Oh, it's my 120th shine sprite. No big deal or anything. |
The hardest moments come in the form of throwback challenges, where Mario gets sucked into a pipe or something similar, and has to complete a series of difficult platforming challenges without the F.L.U.D.D. pack, in order to reach a shine sprite at the end. The backgrounds of these stages even often feature 2D sprites, to get the player into the old school spirit. Each world contains two hidden shine sprites, as well, and one of these often involves returning to the throwback challenges, and having to complete a red coin, timed challenge event. These are often the most difficult challenges in the game, and completing them feels like a real achievement. The greatest challenge, though, is finding each of the eight world's hidden 30 blue coins. Again, you don't have to find all of these to finish the game, but you earn a shine sprite for every ten blue coins you collect, so you'll need to collect them all to get the game's best ending...and that leads me to the point I find myself making more and more for these types of games. Use a guide.
This game isn't perfect. The controls make some of the
challenges more difficult than they need to be. Keeping track of what blue
coins you've collected is nearly impossible. Without a guide, you can still
beat this game after 25-35 hours, enjoy yourself, and see the game's funny,
satisfying ending. That game is a high eight on my scale. However, if you complete that much of the game by yourself, grab a guide for the rest, and you'll see portions of
this game you never realized were there. If you've enjoyed
Super Mario Sunshine for those 30 hours, using the guide to go back
through each world and grab all of the blue coins and stray shine sprites feels like a highly
enjoyable victory lap that stretches this game to around 40-50 hours. This
fully experienced version of Sunshine is a 9.2/10 for me. I enjoyed
myself so much playing that way this time through. It brought out all of the game's great details even more. Of those details, I've only mentioned a few. Even on a production value level, there are some great ones.

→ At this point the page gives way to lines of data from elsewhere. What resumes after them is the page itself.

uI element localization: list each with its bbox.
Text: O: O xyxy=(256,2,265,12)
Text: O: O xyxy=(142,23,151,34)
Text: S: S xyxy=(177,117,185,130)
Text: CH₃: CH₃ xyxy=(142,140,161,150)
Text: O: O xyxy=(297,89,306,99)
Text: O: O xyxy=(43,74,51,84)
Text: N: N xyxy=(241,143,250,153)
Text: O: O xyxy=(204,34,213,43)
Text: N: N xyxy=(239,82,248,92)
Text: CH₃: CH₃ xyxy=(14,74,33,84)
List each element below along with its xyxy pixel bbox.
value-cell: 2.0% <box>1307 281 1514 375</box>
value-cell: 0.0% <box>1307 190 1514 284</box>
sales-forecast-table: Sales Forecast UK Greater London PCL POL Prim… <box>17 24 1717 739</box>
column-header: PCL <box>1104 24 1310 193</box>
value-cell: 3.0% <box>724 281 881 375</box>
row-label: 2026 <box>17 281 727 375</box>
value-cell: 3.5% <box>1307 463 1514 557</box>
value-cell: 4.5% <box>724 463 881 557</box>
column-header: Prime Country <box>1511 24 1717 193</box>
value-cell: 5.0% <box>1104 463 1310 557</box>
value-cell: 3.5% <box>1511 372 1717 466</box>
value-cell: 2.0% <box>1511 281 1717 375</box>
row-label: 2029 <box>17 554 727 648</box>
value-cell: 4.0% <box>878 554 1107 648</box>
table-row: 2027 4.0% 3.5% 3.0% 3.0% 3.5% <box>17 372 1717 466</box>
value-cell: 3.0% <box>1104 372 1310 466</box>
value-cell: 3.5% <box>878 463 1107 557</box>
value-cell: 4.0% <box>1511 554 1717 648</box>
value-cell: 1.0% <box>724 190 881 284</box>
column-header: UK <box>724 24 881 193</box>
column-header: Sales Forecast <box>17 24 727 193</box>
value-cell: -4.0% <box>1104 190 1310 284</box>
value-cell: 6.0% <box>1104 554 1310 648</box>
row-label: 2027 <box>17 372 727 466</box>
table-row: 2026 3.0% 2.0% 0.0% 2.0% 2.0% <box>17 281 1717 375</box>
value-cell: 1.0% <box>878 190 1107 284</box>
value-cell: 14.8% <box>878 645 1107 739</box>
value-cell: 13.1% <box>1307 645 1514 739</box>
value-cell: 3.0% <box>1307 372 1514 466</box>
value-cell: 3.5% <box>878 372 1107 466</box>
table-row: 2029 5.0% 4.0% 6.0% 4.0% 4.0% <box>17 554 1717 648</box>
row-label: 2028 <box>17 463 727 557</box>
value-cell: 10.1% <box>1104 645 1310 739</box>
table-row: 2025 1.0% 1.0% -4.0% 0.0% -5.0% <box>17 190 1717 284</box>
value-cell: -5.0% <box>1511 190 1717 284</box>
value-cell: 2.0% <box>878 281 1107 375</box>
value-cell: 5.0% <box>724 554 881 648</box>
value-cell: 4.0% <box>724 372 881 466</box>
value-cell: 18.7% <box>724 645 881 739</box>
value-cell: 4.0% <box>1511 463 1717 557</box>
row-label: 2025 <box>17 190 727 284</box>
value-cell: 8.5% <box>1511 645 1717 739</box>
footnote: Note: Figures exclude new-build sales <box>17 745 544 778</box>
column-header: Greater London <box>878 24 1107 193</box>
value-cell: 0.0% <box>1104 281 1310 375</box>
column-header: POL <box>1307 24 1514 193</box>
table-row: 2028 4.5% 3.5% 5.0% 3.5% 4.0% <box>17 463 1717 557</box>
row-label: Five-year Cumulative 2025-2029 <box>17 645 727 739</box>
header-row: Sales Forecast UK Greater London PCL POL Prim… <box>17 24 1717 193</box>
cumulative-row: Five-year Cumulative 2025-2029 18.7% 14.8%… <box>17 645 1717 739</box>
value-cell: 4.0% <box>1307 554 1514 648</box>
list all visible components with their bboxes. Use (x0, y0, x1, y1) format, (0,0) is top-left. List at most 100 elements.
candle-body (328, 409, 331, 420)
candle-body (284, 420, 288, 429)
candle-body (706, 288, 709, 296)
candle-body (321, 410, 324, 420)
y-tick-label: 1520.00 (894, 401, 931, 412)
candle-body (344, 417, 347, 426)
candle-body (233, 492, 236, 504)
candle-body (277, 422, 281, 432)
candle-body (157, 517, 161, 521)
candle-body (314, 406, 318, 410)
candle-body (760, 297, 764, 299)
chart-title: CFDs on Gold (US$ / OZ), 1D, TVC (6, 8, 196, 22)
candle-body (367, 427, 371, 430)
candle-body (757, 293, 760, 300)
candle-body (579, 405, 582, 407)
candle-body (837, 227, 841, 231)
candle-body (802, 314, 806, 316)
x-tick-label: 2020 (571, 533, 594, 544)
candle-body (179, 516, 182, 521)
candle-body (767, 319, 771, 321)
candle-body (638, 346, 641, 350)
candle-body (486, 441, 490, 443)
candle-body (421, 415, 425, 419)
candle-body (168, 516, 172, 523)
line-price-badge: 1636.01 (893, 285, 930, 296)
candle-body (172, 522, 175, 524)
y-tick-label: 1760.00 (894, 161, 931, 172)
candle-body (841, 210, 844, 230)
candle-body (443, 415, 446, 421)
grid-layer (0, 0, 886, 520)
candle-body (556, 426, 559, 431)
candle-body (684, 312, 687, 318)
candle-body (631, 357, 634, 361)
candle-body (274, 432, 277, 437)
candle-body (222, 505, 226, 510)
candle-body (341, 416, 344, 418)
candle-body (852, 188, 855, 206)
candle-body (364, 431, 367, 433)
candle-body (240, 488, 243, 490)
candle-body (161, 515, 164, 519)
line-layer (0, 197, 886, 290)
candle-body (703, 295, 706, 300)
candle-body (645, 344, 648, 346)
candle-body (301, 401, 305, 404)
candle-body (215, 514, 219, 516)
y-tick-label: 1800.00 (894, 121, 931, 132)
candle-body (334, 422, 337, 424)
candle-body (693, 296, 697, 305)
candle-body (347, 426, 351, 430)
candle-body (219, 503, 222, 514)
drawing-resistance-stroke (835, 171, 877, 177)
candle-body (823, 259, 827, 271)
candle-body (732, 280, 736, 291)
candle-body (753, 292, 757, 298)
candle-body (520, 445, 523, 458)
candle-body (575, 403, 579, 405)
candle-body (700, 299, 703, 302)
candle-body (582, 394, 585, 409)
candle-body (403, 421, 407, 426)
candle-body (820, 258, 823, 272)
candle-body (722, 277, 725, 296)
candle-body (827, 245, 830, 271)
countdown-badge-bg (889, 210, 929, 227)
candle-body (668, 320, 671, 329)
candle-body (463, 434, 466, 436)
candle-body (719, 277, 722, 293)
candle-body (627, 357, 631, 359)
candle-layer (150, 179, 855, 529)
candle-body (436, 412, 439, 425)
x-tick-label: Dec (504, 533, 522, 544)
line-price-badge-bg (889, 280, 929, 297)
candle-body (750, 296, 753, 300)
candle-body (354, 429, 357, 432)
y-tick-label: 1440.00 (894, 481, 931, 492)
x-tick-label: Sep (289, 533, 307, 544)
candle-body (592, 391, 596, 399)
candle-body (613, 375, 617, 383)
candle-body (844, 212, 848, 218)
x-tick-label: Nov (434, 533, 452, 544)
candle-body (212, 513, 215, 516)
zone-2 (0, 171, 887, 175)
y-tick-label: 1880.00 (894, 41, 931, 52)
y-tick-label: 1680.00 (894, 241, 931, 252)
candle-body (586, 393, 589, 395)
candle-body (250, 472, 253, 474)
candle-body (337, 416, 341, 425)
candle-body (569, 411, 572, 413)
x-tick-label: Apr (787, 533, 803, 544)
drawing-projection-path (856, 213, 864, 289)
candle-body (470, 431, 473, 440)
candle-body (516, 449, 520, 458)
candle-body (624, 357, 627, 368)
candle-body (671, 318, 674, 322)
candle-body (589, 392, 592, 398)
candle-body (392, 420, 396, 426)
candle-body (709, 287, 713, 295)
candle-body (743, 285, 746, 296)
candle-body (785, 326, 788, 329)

For instance, pressing the Z-button brings up a map of Delfino. From there, the player
can see how many shine sprites, blue coins, and regular coins (yep,
Sunshine has the original Mario gold coins, as well) they've collected. However, if you
click on any particular world on the map, you'll be shown a travel advertisement poster for that particular area, along with a tourist write-up. It's so
cool, and such a great, fun touch.
My favorite little touch, though is quite minor. The game tells you early on that F.L.U.D.D. was created by Gadd Science, Inc., run by Professor E. Gadd...the same Professor E. Gadd who was a character in and who invented the ghost-sucking vacuum from the previous year's Luigi's Mansion, which I also finally played through in recent years and enjoyed. That's right, there's a whole GameCube universe! I love the GameCube now, and I love Super Mario Sunshine. Sure, neither the GameCube nor Super Mario Sunshine are perfect, but the heart and the joy found in this game and this console resonate with me in 2022. We need more of this now. Consider me a fan.